Analysis: Latin America grows increasingly hooked on U.S. fuel imports

Two engineers with Mexico's state owned oil company, PEMEX (Petroleos de Mexico), watch work on an oil platform in the Sen oil field, in the swampy south eastern state of Tabasco September 20, 2000. · Reuters

By Marianna Parraga

HOUSTON (Reuters) - Despite its own vast oil reserves, Latin America has doubled its reliance on the United States for fuels like diesel and gasoline over the last five years to keep its economies humming - and the dependence is growing.

The culprit is an outdated refining network that has not been upgraded to add capacity as growth has surged across much of the region.

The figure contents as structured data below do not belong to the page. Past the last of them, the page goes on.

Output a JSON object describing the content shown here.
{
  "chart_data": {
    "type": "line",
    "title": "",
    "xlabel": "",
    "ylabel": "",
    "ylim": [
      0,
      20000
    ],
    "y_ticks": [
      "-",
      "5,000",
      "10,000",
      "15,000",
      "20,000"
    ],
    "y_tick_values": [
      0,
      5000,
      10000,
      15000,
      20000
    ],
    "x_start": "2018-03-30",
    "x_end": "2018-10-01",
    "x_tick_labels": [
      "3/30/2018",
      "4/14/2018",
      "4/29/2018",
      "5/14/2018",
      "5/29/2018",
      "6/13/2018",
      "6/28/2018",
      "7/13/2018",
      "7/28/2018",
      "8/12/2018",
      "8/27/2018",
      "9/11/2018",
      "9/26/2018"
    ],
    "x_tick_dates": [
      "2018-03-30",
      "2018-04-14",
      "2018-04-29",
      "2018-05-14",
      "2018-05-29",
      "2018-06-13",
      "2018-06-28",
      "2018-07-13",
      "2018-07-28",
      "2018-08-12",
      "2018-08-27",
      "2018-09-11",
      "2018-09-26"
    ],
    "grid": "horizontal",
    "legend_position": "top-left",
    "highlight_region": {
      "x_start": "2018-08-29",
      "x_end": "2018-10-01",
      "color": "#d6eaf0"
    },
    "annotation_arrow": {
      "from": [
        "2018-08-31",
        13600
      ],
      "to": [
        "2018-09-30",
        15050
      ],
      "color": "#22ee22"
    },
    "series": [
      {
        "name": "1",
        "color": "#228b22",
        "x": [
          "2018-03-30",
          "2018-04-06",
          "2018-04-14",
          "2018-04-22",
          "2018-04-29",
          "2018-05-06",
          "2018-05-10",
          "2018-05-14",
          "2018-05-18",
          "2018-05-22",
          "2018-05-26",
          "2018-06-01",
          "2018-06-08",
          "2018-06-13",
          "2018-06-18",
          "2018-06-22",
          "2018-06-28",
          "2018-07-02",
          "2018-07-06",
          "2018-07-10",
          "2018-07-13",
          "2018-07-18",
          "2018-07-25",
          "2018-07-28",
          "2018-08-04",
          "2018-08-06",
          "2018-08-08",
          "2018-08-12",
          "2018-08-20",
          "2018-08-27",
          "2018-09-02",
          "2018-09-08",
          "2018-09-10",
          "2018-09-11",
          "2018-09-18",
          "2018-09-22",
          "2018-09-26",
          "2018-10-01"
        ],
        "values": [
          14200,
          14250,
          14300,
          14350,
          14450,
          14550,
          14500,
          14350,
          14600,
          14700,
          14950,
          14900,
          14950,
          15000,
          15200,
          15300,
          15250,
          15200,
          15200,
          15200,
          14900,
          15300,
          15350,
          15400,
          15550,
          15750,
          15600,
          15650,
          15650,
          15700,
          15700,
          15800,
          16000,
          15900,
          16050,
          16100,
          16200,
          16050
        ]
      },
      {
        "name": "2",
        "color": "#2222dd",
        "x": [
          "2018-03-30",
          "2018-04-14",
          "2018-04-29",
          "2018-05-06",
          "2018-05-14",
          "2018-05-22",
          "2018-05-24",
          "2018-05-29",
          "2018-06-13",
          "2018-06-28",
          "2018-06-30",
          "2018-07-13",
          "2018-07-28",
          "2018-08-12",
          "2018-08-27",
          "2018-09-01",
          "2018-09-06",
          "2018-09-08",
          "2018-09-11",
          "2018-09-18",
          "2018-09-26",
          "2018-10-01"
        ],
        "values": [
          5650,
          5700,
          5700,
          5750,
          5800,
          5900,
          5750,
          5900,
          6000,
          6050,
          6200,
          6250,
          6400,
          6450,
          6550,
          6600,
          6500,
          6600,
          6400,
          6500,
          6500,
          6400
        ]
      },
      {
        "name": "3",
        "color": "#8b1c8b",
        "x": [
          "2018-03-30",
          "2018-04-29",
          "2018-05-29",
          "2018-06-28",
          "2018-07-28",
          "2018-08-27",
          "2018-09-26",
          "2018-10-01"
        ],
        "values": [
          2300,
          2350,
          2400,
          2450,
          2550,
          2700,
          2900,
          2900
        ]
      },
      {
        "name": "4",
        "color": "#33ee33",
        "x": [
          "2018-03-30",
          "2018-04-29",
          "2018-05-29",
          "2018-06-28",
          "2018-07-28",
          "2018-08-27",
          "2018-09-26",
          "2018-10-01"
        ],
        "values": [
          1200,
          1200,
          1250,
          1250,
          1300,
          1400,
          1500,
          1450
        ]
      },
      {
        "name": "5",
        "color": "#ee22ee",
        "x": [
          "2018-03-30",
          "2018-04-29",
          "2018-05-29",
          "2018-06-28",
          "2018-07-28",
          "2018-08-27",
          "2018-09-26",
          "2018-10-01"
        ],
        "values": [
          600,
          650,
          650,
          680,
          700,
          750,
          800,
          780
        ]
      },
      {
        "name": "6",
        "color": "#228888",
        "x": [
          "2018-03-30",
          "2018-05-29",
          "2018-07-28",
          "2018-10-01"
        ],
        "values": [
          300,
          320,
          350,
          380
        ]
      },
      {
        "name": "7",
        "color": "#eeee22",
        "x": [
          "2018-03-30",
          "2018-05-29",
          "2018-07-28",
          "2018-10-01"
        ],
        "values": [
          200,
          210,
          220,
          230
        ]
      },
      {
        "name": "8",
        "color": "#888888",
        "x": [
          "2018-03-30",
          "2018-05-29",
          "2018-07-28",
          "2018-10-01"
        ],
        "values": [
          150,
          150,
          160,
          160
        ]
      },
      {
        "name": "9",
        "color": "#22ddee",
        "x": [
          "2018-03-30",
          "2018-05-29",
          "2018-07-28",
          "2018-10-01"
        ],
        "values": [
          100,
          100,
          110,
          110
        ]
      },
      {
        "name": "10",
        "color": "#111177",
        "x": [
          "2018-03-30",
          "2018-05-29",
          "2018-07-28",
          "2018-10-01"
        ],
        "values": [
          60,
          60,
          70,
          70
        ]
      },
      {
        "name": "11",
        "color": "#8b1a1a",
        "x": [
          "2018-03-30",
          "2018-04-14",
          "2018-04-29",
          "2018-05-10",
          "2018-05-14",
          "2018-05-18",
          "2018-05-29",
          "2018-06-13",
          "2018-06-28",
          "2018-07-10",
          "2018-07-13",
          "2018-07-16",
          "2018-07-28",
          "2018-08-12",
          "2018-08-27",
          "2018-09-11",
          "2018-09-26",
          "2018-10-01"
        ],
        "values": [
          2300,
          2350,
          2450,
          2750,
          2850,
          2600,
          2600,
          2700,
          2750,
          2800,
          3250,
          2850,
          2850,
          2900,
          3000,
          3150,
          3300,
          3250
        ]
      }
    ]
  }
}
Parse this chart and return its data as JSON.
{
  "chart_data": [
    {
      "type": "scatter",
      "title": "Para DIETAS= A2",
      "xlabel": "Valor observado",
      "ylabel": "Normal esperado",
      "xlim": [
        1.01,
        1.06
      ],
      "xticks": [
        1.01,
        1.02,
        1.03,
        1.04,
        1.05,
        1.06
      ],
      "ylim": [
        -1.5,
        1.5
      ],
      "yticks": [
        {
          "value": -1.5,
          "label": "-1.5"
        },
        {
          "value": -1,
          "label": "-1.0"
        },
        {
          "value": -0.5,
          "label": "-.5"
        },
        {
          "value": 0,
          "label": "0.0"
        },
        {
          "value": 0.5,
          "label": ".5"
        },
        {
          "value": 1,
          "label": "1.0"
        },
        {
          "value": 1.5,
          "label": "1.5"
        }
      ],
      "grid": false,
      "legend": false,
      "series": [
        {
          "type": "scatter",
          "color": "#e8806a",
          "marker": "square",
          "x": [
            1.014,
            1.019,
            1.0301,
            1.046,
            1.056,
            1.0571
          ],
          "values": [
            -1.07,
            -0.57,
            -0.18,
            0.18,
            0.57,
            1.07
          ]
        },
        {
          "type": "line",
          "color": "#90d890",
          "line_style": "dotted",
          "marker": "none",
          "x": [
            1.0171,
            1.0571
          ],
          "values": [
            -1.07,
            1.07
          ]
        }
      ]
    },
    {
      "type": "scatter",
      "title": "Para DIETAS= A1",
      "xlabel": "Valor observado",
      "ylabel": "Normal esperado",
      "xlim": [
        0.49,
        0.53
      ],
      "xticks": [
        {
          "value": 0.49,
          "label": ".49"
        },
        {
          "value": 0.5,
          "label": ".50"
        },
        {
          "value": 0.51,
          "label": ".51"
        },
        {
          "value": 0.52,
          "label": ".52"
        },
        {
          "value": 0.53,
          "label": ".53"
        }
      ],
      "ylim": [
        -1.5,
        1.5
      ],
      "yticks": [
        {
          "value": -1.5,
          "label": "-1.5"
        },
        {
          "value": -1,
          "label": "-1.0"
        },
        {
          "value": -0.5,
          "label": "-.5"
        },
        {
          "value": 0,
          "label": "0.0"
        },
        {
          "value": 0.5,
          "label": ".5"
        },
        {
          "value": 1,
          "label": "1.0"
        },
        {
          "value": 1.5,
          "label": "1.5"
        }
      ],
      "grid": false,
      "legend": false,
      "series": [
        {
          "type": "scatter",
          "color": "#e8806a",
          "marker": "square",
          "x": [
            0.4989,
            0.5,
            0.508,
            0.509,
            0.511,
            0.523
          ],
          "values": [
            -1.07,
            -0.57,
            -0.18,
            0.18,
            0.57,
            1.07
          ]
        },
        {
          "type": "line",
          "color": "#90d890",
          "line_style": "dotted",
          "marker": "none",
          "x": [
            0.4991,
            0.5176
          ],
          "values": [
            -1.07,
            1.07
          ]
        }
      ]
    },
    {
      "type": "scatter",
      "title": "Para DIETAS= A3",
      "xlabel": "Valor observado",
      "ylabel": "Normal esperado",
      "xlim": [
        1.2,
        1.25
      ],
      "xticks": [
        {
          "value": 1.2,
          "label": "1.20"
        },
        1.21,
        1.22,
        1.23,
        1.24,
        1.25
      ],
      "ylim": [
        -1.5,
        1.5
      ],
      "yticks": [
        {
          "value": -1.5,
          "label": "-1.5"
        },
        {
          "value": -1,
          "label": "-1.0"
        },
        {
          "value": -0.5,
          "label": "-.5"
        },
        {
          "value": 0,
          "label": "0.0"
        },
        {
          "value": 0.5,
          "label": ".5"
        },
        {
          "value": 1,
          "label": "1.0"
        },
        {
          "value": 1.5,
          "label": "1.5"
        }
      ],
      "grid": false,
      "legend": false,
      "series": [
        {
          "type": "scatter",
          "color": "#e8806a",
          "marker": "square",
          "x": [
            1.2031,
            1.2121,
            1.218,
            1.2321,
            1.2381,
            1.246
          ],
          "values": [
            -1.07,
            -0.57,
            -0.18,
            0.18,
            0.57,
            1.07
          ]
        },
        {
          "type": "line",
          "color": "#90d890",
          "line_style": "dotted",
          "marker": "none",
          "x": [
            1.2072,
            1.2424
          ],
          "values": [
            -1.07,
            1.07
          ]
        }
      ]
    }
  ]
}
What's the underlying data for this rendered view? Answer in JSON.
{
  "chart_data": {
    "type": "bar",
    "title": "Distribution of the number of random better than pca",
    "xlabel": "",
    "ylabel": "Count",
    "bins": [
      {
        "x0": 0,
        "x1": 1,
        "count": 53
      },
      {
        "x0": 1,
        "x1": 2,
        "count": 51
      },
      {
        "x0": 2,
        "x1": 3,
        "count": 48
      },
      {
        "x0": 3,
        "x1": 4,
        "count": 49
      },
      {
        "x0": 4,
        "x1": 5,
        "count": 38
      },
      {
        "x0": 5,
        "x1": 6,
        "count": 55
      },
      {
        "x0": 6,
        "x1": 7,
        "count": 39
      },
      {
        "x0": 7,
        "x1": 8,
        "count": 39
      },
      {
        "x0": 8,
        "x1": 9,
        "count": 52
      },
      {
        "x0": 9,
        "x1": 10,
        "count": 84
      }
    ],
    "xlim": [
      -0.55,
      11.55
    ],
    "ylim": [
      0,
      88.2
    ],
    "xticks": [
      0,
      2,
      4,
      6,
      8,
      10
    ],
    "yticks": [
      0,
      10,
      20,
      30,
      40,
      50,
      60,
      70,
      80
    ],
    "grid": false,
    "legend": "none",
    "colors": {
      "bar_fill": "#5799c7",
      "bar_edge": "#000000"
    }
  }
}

Though Latin American leaders spent much of the last decade opening markets in Asia and in some cases distancing themselves from Washington, the rising fuel imports show they still must tap the United States for crucial supplies.

Latin America's dependence on the United States for refined fuels is growing at the same time that U.S. reliance on foreign oil falls thanks to an unprecedented boom in domestic production and falling fuel demand.

While Latin American countries have planned to build some new refineries, they are a long way from coming to fruition.

The 12 Latin American countries that are the biggest importers of U.S. fuels have bought an average of 1.36 million barrels per day in 2013, twice as much as 657,000 bpd in 2008, according to the Energy Information Administration (EIA).

At the same time, crude shipments from Latin America's top producers - Mexico, Venezuela, Ecuador, Brazil, Argentina, Peru and Guatemala - to the United States have fallen 18.6 percent since 2008 to 2.4 million bpd. Only Colombia has posted significant gains.

The fuel import bill for the 12 countries was about $65 billion in 2012 at spot prices, eating up about 6 percent of their export receipts, according to data from central banks. That was up from 3.4 percent in 2008.

The uptick was primarily caused by booming demand for fuel - from new electrical generation plants that burn diesel to new car sales in some countries that grew at double-digit annual clips. Imports are expected to rise even more.

"Most of the planned new refineries in Latin America have not even finished the detailed engineering design," said Ramon Espinasa, leading oil and gas specialist for the Inter American Development Bank. "A regional recession is not expected in the short term, so a projected 20-25 percent rise in fuel demand must be fully met with imports."

Latin American fuel demand is expected to reach 9 million to 10 million bpd by 2020 after rising 2 to 2.2 percent a year for the next seven years, according to the International Energy Agency, the Organization of the Petroleum Exporting Countries (OPEC) and the EIA. The region's demand growth would be the world's fastest after Asia and the Middle East.